Understanding AIX Advanced Features: Easy role-based access control

Brief introduction

In the past, the security mechanism of the system was controlled by a single user (root). The root user determines who can log in, who can access data, which processes have access to kernel mode, and so on. However, the disadvantage of a single root user is that if an unauthorized person controls the root user, the system is vulnerable.

To avoid this problem, the latest version of AIX (5.3TL07 and 6.1) introduces new security features such as RBAC and multilevel security (MLS), as well as additional features in traditional root-based authentication, such as Trusted Execution (TE), En crypted File System (EFS), and so on.

This article explains how to understand and apply new features such as RBAC and MLS through examples.

Security Management Overview

Traditional mechanisms

Rbac

Traditional mechanisms

Access to data (by process/file relationship) can be controlled using the DAC (discretionary access control, autonomic access controls). However, the root user with all privileges is a single user. The root user can do any access control and perform any action. This can pose a serious security threat.
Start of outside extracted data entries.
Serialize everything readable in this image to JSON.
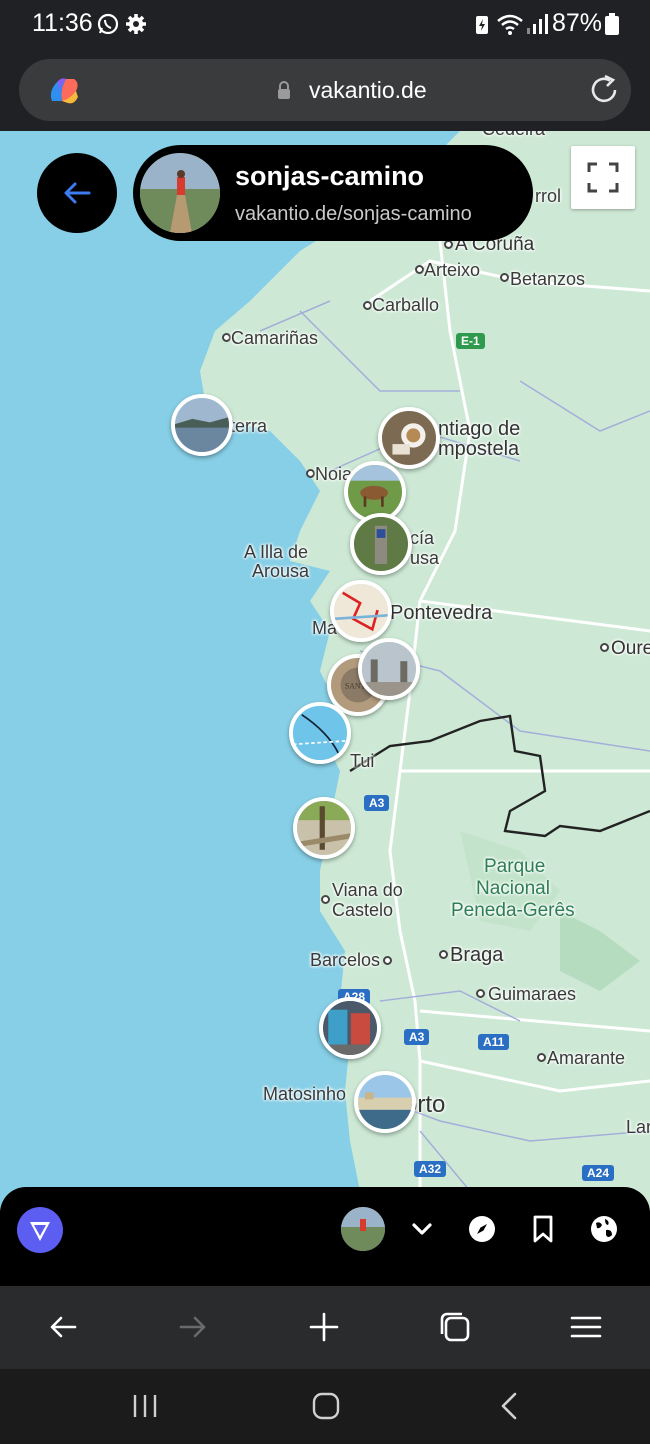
{
  "status_bar": {
    "time": "11:36",
    "battery": "87%",
    "left_icons": [
      "whatsapp-icon",
      "settings-icon"
    ],
    "right_icons": [
      "battery-saver-icon",
      "wifi-icon",
      "signal-icon",
      "battery-icon"
    ]
  },
  "browser": {
    "url": "vakantio.de",
    "left_icon": "copilot-icon",
    "right_icon": "reload-icon"
  },
  "map_header": {
    "title": "sonjas-camino",
    "subtitle": "vakantio.de/sonjas-camino"
  },
  "map": {
    "places": {
      "cedeira": "Cedeira",
      "ferrol": "rrol",
      "a_coruna": "A Coruña",
      "arteixo": "Arteixo",
      "betanzos": "Betanzos",
      "carballo": "Carballo",
      "camarinas": "Camariñas",
      "fisterra": "terra",
      "santiago_1": "ntiago de",
      "santiago_2": "mpostela",
      "noia": "Noia",
      "illa_1": "A Illa de",
      "illa_2": "Arousa",
      "vila_1": "cía",
      "vila_2": "usa",
      "pontevedra": "Pontevedra",
      "marin": "Ma",
      "ourense": "Oure",
      "tui": "Tui",
      "park_1": "Parque",
      "park_2": "Nacional",
      "park_3": "Peneda-Gerês",
      "viana_1": "Viana do",
      "viana_2": "Castelo",
      "barcelos": "Barcelos",
      "braga": "Braga",
      "guimaraes": "Guimaraes",
      "amarante": "Amarante",
      "matosinhos": "Matosinho",
      "porto": "orto",
      "lar": "Lar"
    },
    "highways": {
      "e1": "E-1",
      "a3_north": "A3",
      "a28": "A28",
      "a3_south": "A3",
      "a11": "A11",
      "a32": "A32",
      "a24": "A24"
    },
    "photo_pins": [
      "photo-fisterra",
      "photo-santiago-coffee",
      "photo-horses",
      "photo-waymarker",
      "photo-route-map",
      "photo-stone-marker",
      "photo-church",
      "photo-sea-map",
      "photo-trail",
      "photo-market",
      "photo-porto-river"
    ]
  },
  "app_bar": {
    "icons": [
      "vakantio-logo-icon",
      "chevron-down-icon",
      "compass-icon",
      "bookmark-icon",
      "globe-icon"
    ]
  },
  "browser_nav": {
    "icons": [
      "back-arrow-icon",
      "forward-arrow-icon",
      "new-tab-plus-icon",
      "tabs-icon",
      "menu-icon"
    ]
  },
  "system_nav": {
    "icons": [
      "recent-apps-icon",
      "home-icon",
      "system-back-icon"
    ]
  },
  "colors": {
    "water": "#87cfe6",
    "land": "#cde9d5",
    "accent": "#5b5ef0",
    "back_arrow": "#3d7bf0"
  }
}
In addition, root users often serve as system administrators, security officers (Maintenance security policy) and system operators (performing day-to-day activities) and many other positions. By a single user control system, other users are completely unable to control the activities in the system.

RBAC can assign the root user's role and authorization to multiple users. This paper explains how RBAC can improve the security of the system.

Rbac

Traditional AIX systems have a limited set of authorizations that you can use to determine access to certain administrative commands. The following example shows that the passwd command is a setuid program that the SETUID program has permission to perform as a non-root user. It can also modify the/etc/security/passwd file as a non-root user. The DAC is not allowed to do so.
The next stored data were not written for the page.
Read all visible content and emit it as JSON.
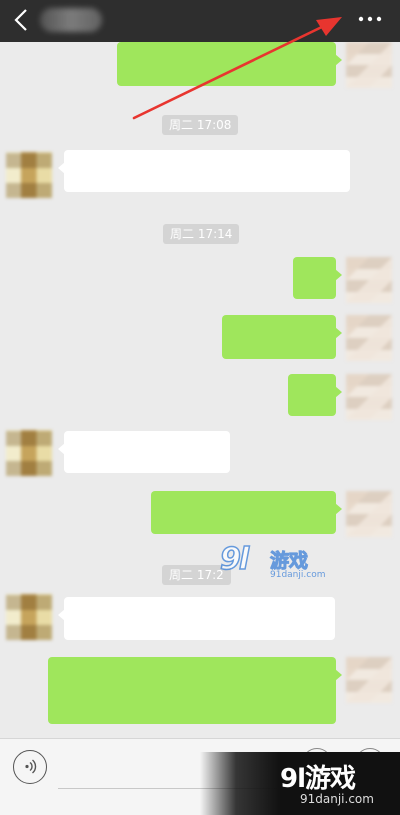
{
  "timestamps": [
    "周二 17:08",
    "周二 17:14",
    "周二 17:2"
  ],
  "input": {
    "placeholder": ""
  },
  "watermark": {
    "brand_num": "9l",
    "brand_cn": "游戏",
    "url": "91danji.com"
  },
  "logo": {
    "text": "9l游戏",
    "url": "91danji.com"
  },
  "icons": {
    "back": "chevron-left-icon",
    "more": "more-dots-icon",
    "voice": "voice-icon",
    "emoji": "emoji-icon",
    "plus": "plus-icon"
  },
  "colors": {
    "topbar": "#2e2e2e",
    "chat_bg": "#ebebeb",
    "sent_bubble": "#9fe65c",
    "received_bubble": "#ffffff",
    "timestamp_bg": "#d4d4d4",
    "annotation_arrow": "#e8352f"
  }
}
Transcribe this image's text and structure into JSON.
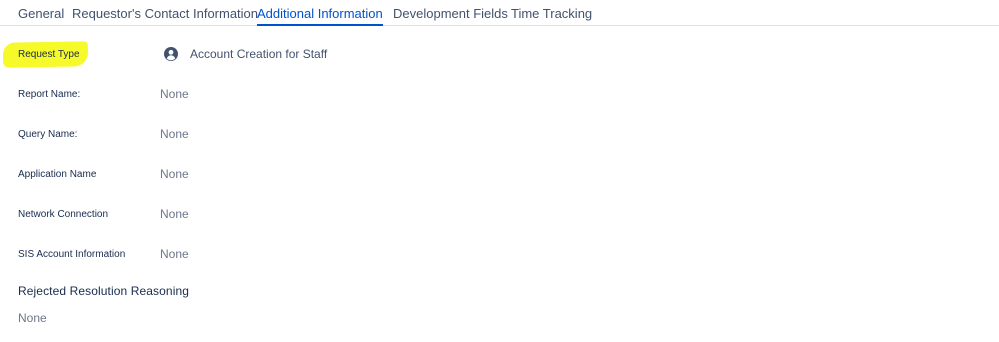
{
  "tabs": [
    {
      "label": "General",
      "active": false
    },
    {
      "label": "Requestor's Contact Information",
      "active": false
    },
    {
      "label": "Additional Information",
      "active": true
    },
    {
      "label": "Development Fields",
      "active": false
    },
    {
      "label": "Time Tracking",
      "active": false
    }
  ],
  "fields": {
    "request_type": {
      "label": "Request Type",
      "value": "Account Creation for Staff",
      "icon": "user-avatar-icon",
      "highlight_color": "#f6f92a"
    },
    "report_name": {
      "label": "Report Name:",
      "value": "None"
    },
    "query_name": {
      "label": "Query Name:",
      "value": "None"
    },
    "application_name": {
      "label": "Application Name",
      "value": "None"
    },
    "network_connection": {
      "label": "Network Connection",
      "value": "None"
    },
    "sis_account_information": {
      "label": "SIS Account Information",
      "value": "None"
    }
  },
  "rejected_resolution": {
    "heading": "Rejected Resolution Reasoning",
    "value": "None"
  },
  "colors": {
    "accent": "#0052cc",
    "text": "#172b4d",
    "muted": "#6b778c",
    "highlight": "#f6f92a"
  }
}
passwd command and other setuid procedures

$　ls　-l　'which　passwd'
-r-sr-xr-x　　1　root　　　security　　　40014　May　07　2008　/usr/bin/passwd

#　ls　-l　/etc/security/passwd
-rw-------　　1　root　　　security　　　　467　Mar　10　23:48 　/etc/security/passwd

This can lead to a serious risk that anyone can do anything just by controlling the root shell through a malicious setuid program.

Prior to AIX 6th Edition, some of the power of root users could be assigned to a non-root user. Different root user tasks (commands) have different authorizations. These authorizations are grouped into roles and assigned to different users:

Task-> Authorization

Authorization-> Role

Role-> User

However, the root user is still the only supreme authority. The person who can access the root user can do anything.